As I do when instantly terrified, I began to hyperventilate. And my heart quickened till my ears rang with the clanging of my internal beat. But I stayed squarely on the road, made it the rest of the way home with only the delay of a state trooper report, and the only casualty was one windshield.
I still have to catch my breath when I replay the scene in my mind. But moving past the fear, I realize what I know to be true . . .
I know that I am loved by a silver-haired and golden-hearted couple. When my grandmother offered to bring me dinner upon my arrival, I accepted, knowing I would not have time to cook before class started that night.

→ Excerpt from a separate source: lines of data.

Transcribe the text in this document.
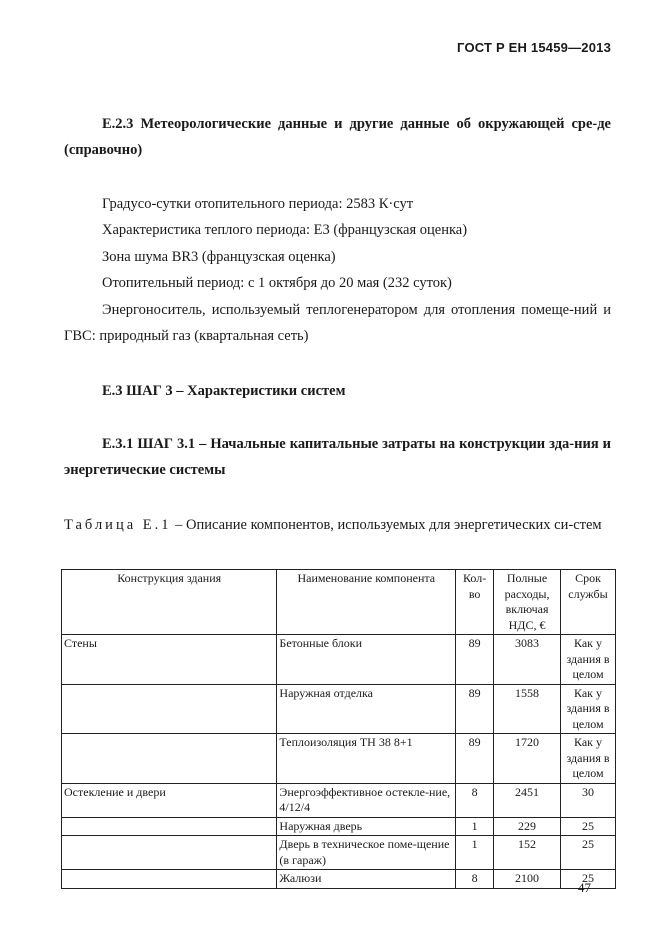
ГОСТ Р ЕН 15459—2013
Е.2.3 Метеорологические данные и другие данные об окружающей сре-де (справочно)
Градусо-сутки отопительного периода: 2583 К·сут
Характеристика теплого периода: Е3 (французская оценка)
Зона шума BR3 (французская оценка)
Отопительный период: с 1 октября до 20 мая (232 суток)
Энергоноситель, используемый теплогенератором для отопления помеще-ний и ГВС: природный газ (квартальная сеть)
Е.3 ШАГ 3 – Характеристики систем
Е.3.1 ШАГ 3.1 – Начальные капитальные затраты на конструкции зда-ния и энергетические системы
Таблица Е.1 – Описание компонентов, используемых для энергетических си-стем
Конструкция здания	Наименование компонента	Кол-во	Полные расходы, включая НДС, €	Срок службы
Стены	Бетонные блоки	89	3083	Как у здания в целом
	Наружная отделка	89	1558	Как у здания в целом
	Теплоизоляция TH 38 8+1	89	1720	Как у здания в целом
Остекление и двери	Энергоэффективное остекле-ние, 4/12/4	8	2451	30
	Наружная дверь	1	229	25
	Дверь в техническое поме-щение (в гараж)	1	152	25
	Жалюзи	8	2100	25
47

This rapidly-moving woman who is always quick to declare herself “unsentimental,” delivered my meal in a carefully packaged box of individual containers enough for a week of dinners. On the top she had placed 2 brilliant Camelia blooms, clipped from her bush and carefully tied together. She did this not out of any aesthetic inclinations of her own, I know—it was simply a gesture of love. She knows me well enough to know the great pleasure that simple blooms can bring.

I also know that, for whatever reason, my time here on earth is not yet done. It was of course the sort of freak accident that happens every day. And we all could die, at any given moment. But I cannot let slide the tangible closeness of death that this, and last week’s incident, have given me a taste of. I cannot not be more mindful of this precarious life that only I can claim as my own. I do choose to own it. Whatever it is that I am meant to do yet on this earth, I choose to do it well. I choose to live intentionally.